Sweat slid down between my shoulder blades and it took serious concentration to not start panting. I curled my fingers into my palms. The anxiety was there when they were the ones on the ground and I was at the keyboard.

This was a whole new level.

“I said it wasn’t in their interests to shoot you,” McQuade muttered. “I don’t want them to get stupid abruptly.”

“You’re going to be fine,” Remy said, the steadiness in his gaze stabilizing me. “You have us. We have a plan. We have three separate extraction routes planned. If necessary, we can come up with more on the fly.”

“We got this,” Locke added. This was my plan, but they were comforting me.

“Should we go over it one more time?”

McQuade grinned at me over his shoulder and Remy covered my hand with his and I clasped his gratefully. I wasn’t the only one who needed comfort.

“Okay, we’re meeting…”

Chapter

Thirty-Four

REMINGTON

Every plan, no matter how precise and well-researched, had an inherent flaw. They could go wrong. Plans, most often, relied on people. Though we’d gone over the plan repeatedly both before and on the way to Detroit, I couldn’t shake the niggling feeling of something going wrong.

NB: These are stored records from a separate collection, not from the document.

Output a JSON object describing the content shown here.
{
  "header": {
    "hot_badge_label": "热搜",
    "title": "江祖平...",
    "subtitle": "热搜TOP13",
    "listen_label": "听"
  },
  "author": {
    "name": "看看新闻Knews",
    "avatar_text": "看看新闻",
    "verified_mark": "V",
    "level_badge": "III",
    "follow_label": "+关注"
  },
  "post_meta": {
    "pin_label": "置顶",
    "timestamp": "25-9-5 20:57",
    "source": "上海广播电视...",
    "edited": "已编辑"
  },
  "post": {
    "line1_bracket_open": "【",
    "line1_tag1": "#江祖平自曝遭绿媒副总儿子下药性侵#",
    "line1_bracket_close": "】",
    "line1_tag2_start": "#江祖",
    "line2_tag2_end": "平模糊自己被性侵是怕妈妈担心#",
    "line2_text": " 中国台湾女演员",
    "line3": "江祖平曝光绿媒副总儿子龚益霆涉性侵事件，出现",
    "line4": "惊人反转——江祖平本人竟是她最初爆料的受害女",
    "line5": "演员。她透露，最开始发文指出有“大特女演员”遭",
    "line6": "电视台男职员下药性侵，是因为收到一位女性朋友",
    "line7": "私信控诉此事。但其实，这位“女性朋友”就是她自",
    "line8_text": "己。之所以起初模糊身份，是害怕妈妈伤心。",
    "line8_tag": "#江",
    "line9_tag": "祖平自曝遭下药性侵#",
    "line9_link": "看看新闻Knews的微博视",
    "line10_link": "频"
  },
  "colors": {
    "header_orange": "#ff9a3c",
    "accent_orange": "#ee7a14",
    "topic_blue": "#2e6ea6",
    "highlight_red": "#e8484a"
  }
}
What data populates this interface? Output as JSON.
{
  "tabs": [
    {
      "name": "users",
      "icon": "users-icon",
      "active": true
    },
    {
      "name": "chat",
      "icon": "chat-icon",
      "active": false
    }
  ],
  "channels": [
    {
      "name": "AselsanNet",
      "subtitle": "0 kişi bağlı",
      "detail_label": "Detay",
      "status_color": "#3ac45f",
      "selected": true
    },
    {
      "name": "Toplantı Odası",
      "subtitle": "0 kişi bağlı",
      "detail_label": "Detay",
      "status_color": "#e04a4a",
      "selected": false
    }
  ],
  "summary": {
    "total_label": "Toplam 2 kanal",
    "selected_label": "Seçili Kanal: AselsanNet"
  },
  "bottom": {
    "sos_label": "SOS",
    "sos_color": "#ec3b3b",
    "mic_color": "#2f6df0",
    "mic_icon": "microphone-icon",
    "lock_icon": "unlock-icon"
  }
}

Patch was an invaluable resource behind the computer. There was no other operator I wanted backing me. Putting her out in the field, even at her own insistence, set off every internal alarm I possessed. Yes, we’d covered nearly all angles except for every other person who would be present.

Tiffin and Patch were not “linked” online anywhere, but what exactly did that offer us? The faux promise of security and anonymity? The minute he identified her, her anonymity would be gone.

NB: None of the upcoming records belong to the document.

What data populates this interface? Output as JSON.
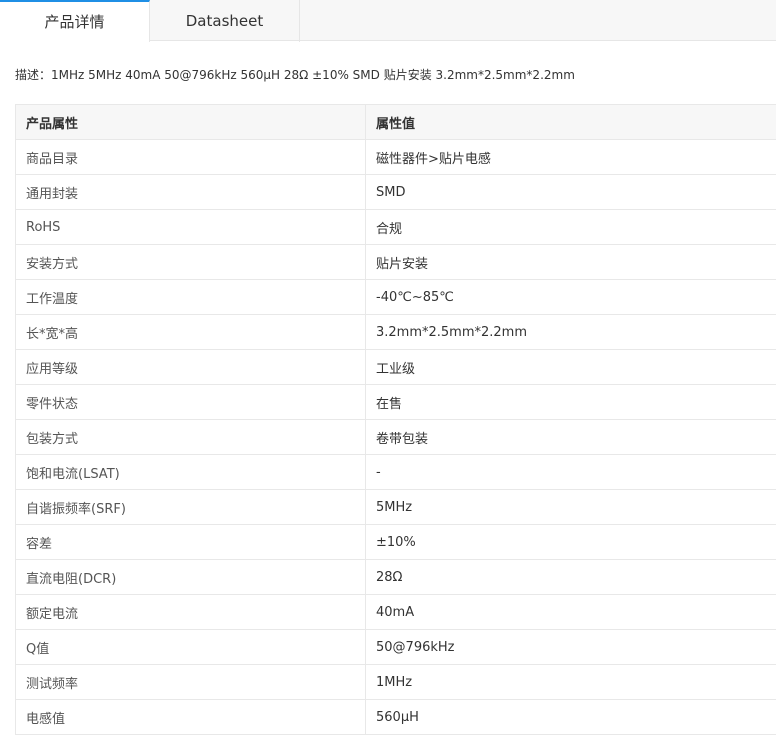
{
  "tabs": [
    {
      "label": "产品详情",
      "active": true
    },
    {
      "label": "Datasheet",
      "active": false
    }
  ],
  "description": "描述：1MHz 5MHz 40mA 50@796kHz 560μH 28Ω ±10% SMD 贴片安装 3.2mm*2.5mm*2.2mm",
  "table": {
    "headers": [
      "产品属性",
      "属性值"
    ],
    "rows": [
      {
        "k": "商品目录",
        "v": "磁性器件>贴片电感"
      },
      {
        "k": "通用封装",
        "v": "SMD"
      },
      {
        "k": "RoHS",
        "v": "合规"
      },
      {
        "k": "安装方式",
        "v": "贴片安装"
      },
      {
        "k": "工作温度",
        "v": "-40℃~85℃"
      },
      {
        "k": "长*宽*高",
        "v": "3.2mm*2.5mm*2.2mm"
      },
      {
        "k": "应用等级",
        "v": "工业级"
      },
      {
        "k": "零件状态",
        "v": "在售"
      },
      {
        "k": "包装方式",
        "v": "卷带包装"
      },
      {
        "k": "饱和电流(LSAT)",
        "v": "-"
      },
      {
        "k": "自谐振频率(SRF)",
        "v": "5MHz"
      },
      {
        "k": "容差",
        "v": "±10%"
      },
      {
        "k": "直流电阻(DCR)",
        "v": "28Ω"
      },
      {
        "k": "额定电流",
        "v": "40mA"
      },
      {
        "k": "Q值",
        "v": "50@796kHz"
      },
      {
        "k": "测试频率",
        "v": "1MHz"
      },
      {
        "k": "电感值",
        "v": "560μH"
      }
    ]
  },
  "colors": {
    "active_tab_accent": "#1f8fe5",
    "header_bg": "#f7f7f7",
    "border": "#e8e8e8"
  }
}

Truth be told, her anonymity had been stripped the moment her captors had taken her. They dropped me off first so I could check for the best perch. I had a couple of ideas based on the maps.

Online mapping and satellite coverage was great, but they could also be out of date. It was always better to case the physical location with time to adjust. We didn’t have time, at least not the time I wanted.

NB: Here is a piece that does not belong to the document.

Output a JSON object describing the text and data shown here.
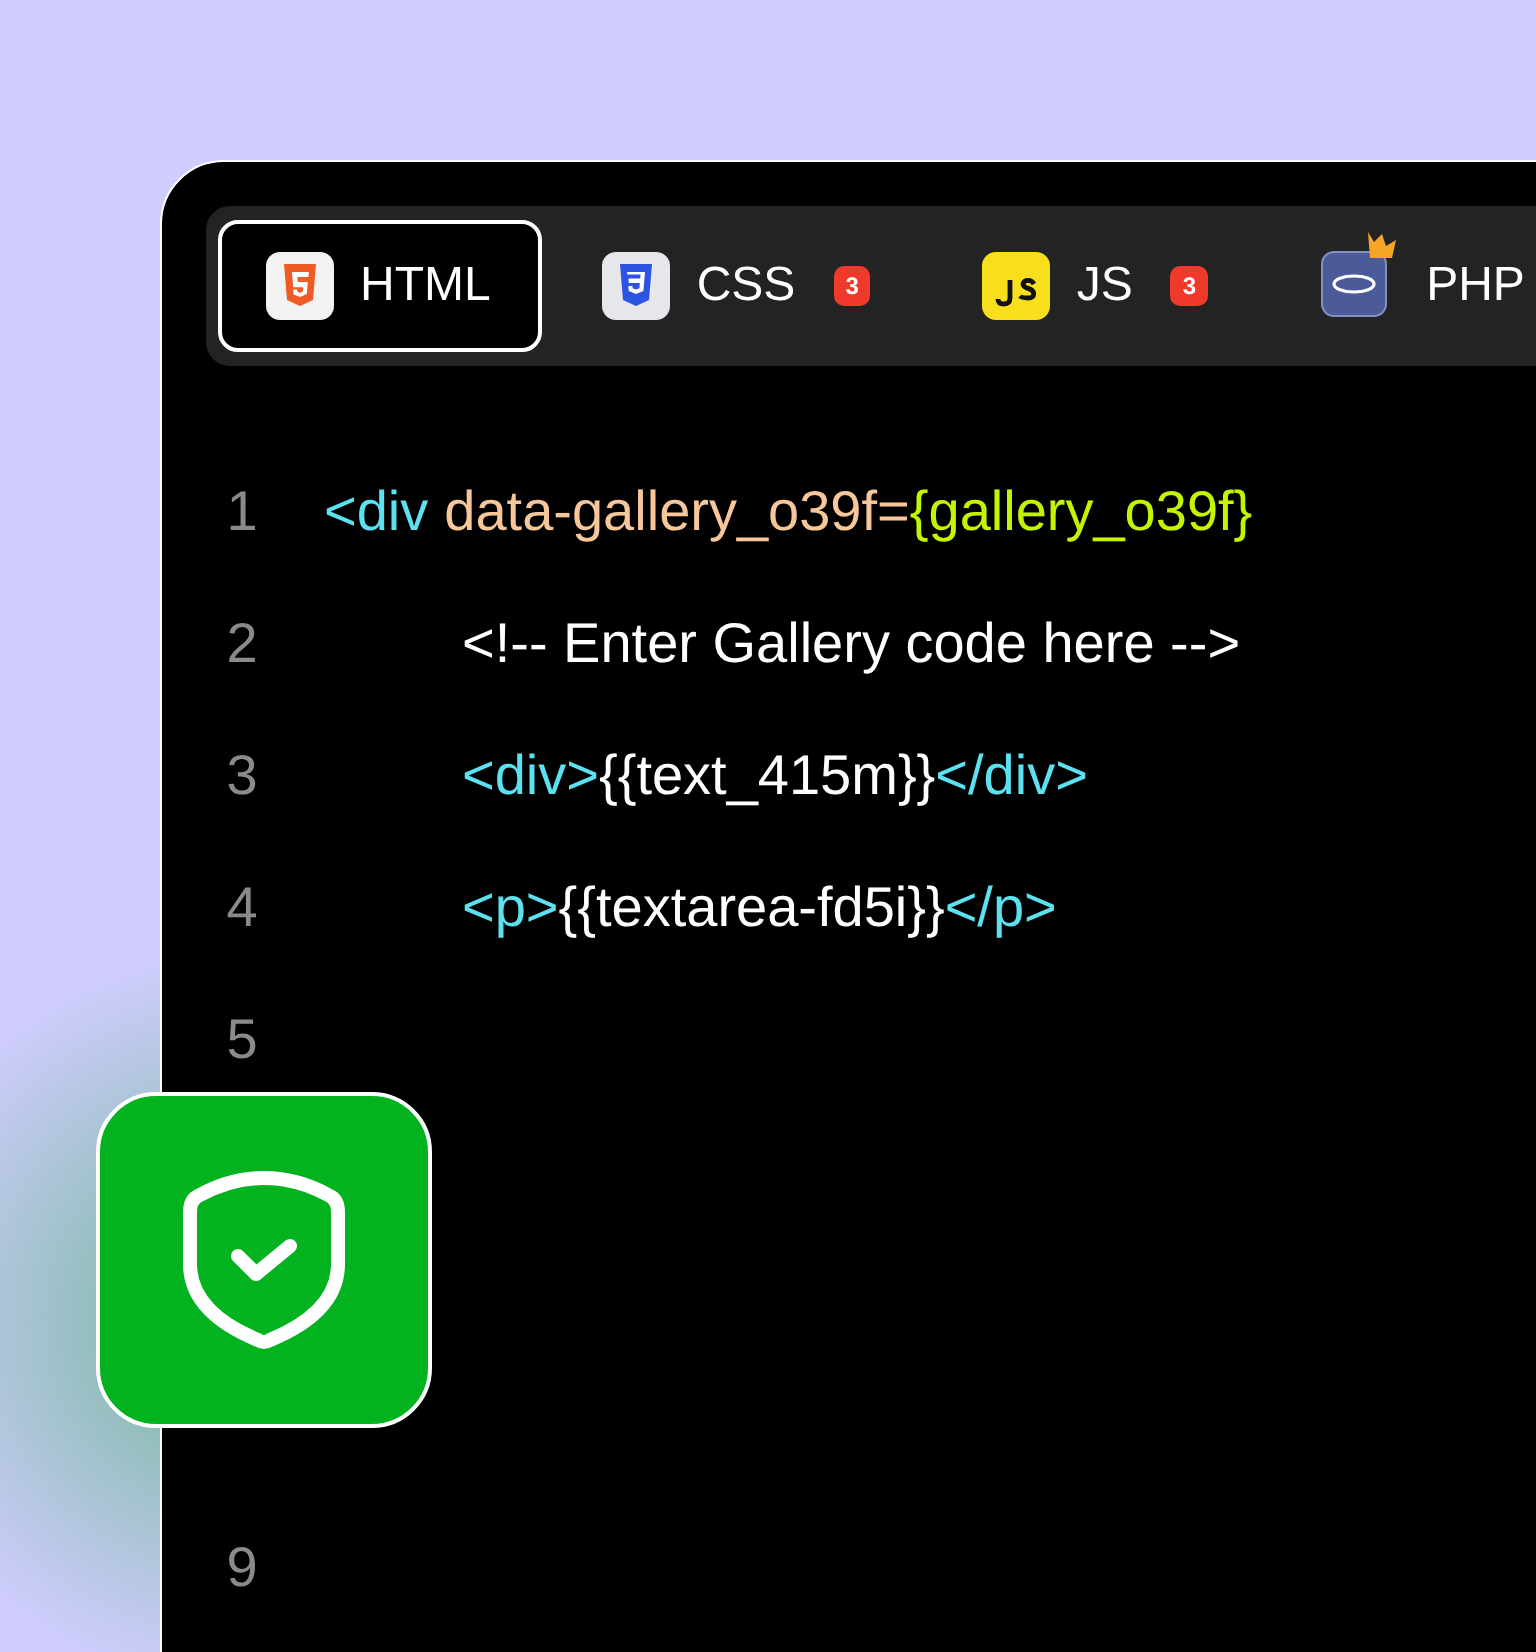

“No good sight lines,” I commented into the phone. The line was open to the vehicle. “I’ll have to be on the ground with her.”

Not one hundred percent true. There was one sight line. The clock tower itself. The problem with it, though, was she would be out of sight while at the base and if they deviated from course by even a meter, there was a solid chance I’d lose them.

This was not an acceptable margin of error.

“Understood,” McQuade said. “We’re coming around to drop her off. South side.”

“Copy.”

The sun played peekaboo with the clouds. The weather had called for partly cloudy, but I didn’t think anyone had actually informed the weather itself. The clouds were thicker and darker. They carried the promise of rain and something chillier.

So far, the only thing going according to our intel was the moderate size of the crowd coming and going from the outdoor mall. Wind swept through, bringing a slash of icier temps with it.

I caught sight of Patch the moment she slipped out of the car. McQuade didn’t exit with her. He wouldn’t. They’d pull forward to another set of cameras and let him get out there before Locke went to park.

Maybe one of us should stay with the car.

“I have her,” I said. There was a distinct crackle on the line that had me adding, “umbrella and I was going to pick up lunch. Thoughts on dining out?”

As codes went, it wasn’t sophisticated.

“Not really hungry,” Locke said. “But she might have picked up something already. So check with her first.”